Efficacy and safety of daclatasvir plus asunaprevir for Korean patients with HCV genotype Ib infection: a retrospective multi-institutional study

Abstract

Background/aims: The combination of daclatasvir (DCV) and asunaprevir (ASV) has demonstrated a high sustained virologic response at 12 weeks (SVR12) and a low rate of adverse events in previous clinical studies. The purpose of this study was to clarify the results of treatment and side effects in Korean patients with chronic hepatitis C virus (HCV) genotype Ib infection.

Methods: We retrospectively analyzed clinical data from chronic HCV genotype Ib patients treated with DCV+ASV from August 2015 to September 2016 at five hospitals in the Daejeon-Chungcheong area.

Results: A total of 152 patients were examined for resistance associated variants (RAVs). Among them, 15 (9.9%) were positive for Y93 and one (0.7%) was positive for L31. Of 126 patients treated with DCV+ASV, 83 patients completed treatment and 76 patients were included in safety and efficacy analysis. Five (6.6%) were positive for Y93 and 12 (15.8%) exhibited cirrhotic change. DCV+ASV was the first-line treatment for 58 (76.3%) patients. Eleven (14.5%) patients relapsed after previous treatment that included interferon and seven (9.2%) of these patients were found to be intolerant of interferon. Adverse events occurred in 10 (13.2%) patients and two patients stopped the medication because of severe itching and skin rash. SVR12 was 89.5% (68/76) in all patients and 91.5% (65/71) in RAV-negative patients.
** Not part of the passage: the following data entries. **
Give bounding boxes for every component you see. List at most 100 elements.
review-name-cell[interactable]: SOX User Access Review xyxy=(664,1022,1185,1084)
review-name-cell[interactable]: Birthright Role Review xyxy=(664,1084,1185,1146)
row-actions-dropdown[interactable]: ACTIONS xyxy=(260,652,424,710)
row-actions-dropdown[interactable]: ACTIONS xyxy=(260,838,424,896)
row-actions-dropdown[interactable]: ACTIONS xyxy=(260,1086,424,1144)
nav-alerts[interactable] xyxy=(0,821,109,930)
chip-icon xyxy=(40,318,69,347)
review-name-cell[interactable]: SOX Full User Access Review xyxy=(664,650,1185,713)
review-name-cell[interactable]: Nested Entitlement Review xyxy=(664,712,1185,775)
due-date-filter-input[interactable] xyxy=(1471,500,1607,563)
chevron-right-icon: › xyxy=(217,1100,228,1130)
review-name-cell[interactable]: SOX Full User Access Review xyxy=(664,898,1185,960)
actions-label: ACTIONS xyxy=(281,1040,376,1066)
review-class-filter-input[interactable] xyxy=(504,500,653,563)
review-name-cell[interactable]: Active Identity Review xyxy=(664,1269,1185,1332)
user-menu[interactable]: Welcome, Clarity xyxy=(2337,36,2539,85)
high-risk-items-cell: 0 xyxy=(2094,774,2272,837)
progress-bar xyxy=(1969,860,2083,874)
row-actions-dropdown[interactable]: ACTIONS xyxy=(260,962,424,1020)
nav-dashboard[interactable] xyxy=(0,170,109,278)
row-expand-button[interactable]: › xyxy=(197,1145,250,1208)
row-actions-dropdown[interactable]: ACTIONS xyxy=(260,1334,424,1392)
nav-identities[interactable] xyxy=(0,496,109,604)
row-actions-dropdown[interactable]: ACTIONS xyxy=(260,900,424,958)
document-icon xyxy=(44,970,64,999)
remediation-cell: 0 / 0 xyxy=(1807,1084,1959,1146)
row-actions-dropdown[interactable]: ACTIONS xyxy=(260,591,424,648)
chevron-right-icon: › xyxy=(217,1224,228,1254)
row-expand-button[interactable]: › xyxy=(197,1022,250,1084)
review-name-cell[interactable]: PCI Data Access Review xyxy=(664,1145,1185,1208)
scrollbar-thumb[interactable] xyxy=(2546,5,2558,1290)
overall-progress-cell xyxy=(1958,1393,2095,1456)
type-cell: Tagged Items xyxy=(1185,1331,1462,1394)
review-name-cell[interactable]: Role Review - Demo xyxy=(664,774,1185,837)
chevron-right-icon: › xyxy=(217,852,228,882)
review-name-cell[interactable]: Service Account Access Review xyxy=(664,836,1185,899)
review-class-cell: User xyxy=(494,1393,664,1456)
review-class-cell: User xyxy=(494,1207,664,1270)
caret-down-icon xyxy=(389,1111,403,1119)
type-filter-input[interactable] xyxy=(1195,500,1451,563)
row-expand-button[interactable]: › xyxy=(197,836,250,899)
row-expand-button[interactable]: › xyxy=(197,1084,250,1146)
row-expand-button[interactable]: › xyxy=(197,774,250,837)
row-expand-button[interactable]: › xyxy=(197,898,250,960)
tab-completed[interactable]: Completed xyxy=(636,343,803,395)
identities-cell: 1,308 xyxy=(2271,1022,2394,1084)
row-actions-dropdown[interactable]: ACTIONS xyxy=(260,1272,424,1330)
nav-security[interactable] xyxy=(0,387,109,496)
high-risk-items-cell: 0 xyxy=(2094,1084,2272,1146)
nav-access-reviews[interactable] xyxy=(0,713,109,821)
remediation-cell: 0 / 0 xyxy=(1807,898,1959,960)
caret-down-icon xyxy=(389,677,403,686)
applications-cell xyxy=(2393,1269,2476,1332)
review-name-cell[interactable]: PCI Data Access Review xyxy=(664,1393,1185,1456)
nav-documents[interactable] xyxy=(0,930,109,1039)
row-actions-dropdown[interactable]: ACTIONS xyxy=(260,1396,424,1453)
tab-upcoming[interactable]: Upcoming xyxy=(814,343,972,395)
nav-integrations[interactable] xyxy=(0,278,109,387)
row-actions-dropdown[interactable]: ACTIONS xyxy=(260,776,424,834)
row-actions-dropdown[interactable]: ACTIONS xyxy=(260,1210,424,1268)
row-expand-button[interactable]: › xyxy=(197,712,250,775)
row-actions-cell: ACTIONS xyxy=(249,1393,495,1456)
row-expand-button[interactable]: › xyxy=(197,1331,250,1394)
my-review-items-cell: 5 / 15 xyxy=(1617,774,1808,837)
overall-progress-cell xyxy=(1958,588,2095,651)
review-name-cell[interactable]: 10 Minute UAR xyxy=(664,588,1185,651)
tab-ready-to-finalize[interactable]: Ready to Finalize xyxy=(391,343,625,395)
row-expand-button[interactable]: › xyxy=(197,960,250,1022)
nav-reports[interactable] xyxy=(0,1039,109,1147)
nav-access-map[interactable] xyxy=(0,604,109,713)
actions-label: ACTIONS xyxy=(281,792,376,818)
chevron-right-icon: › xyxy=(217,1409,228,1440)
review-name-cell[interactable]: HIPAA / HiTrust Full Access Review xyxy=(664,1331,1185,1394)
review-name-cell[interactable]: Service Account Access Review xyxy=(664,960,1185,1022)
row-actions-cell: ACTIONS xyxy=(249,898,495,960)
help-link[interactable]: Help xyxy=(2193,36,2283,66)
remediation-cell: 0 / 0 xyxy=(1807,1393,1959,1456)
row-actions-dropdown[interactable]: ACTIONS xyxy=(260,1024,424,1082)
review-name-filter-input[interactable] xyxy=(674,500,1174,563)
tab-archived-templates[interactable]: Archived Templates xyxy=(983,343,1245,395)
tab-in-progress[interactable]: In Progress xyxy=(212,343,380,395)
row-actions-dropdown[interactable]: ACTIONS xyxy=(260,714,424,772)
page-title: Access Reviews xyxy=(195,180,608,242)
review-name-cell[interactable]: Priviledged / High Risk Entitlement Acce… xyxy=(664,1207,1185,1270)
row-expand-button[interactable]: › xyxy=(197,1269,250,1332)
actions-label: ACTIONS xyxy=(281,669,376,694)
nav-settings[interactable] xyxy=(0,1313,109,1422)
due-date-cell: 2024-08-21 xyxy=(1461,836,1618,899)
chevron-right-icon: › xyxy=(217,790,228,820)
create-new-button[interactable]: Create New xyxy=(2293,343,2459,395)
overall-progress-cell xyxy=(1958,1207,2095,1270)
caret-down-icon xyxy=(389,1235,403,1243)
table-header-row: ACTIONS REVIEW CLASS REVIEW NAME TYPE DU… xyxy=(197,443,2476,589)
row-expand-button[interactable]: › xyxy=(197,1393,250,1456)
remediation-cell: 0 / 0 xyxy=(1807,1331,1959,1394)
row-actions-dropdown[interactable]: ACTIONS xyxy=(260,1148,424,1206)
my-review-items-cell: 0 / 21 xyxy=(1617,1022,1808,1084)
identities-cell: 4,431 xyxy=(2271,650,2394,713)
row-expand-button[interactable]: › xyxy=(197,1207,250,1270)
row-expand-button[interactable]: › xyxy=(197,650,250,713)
Conclusions: DCV+ASV showed good efficacy in patients with HCV Ib infection in Korea. Close monitoring is needed for severe adverse events and treatment failure, which were uncommon.

Keywords: Asunaprevir; Daclatasvir; Hepatitis C, Chronic; Korea.

Figure 1.

Flow chart summarizing patient selection. HCV, hepatitis C virus; NS5A, non-structural 5A; RAV, resistance-associated variant; DCV, daclatasvir; ASV, asunaprevir.

Figure 2.

SVR12 overall and by prior treatment status in patients treated with DCV+ASV analyzed according to the presence of RAV. SVR12 was higher in RAV(-) patients than in RAV(+) patients. DCV, daclatasvir; ASV, asunaprevir; RAV, resistance-associated variant; SVR12, sustained virologic response 12 weeks post-treatment.

Figure 3.

SVR12 according to baseline age, sex, presence of cirrhosis, Child-Pugh score, and pretreatment HCV RNA level. There was a higher SVR12 tendency in those who were male, younger than 60 years, without cirrhosis, and with an HCV RNA level ≥6 log10 IU/mL, but these findings were not statistically significant. HCV, hepatitis C virus; SVR12, sustained virologic response 12 weeks post-treatment.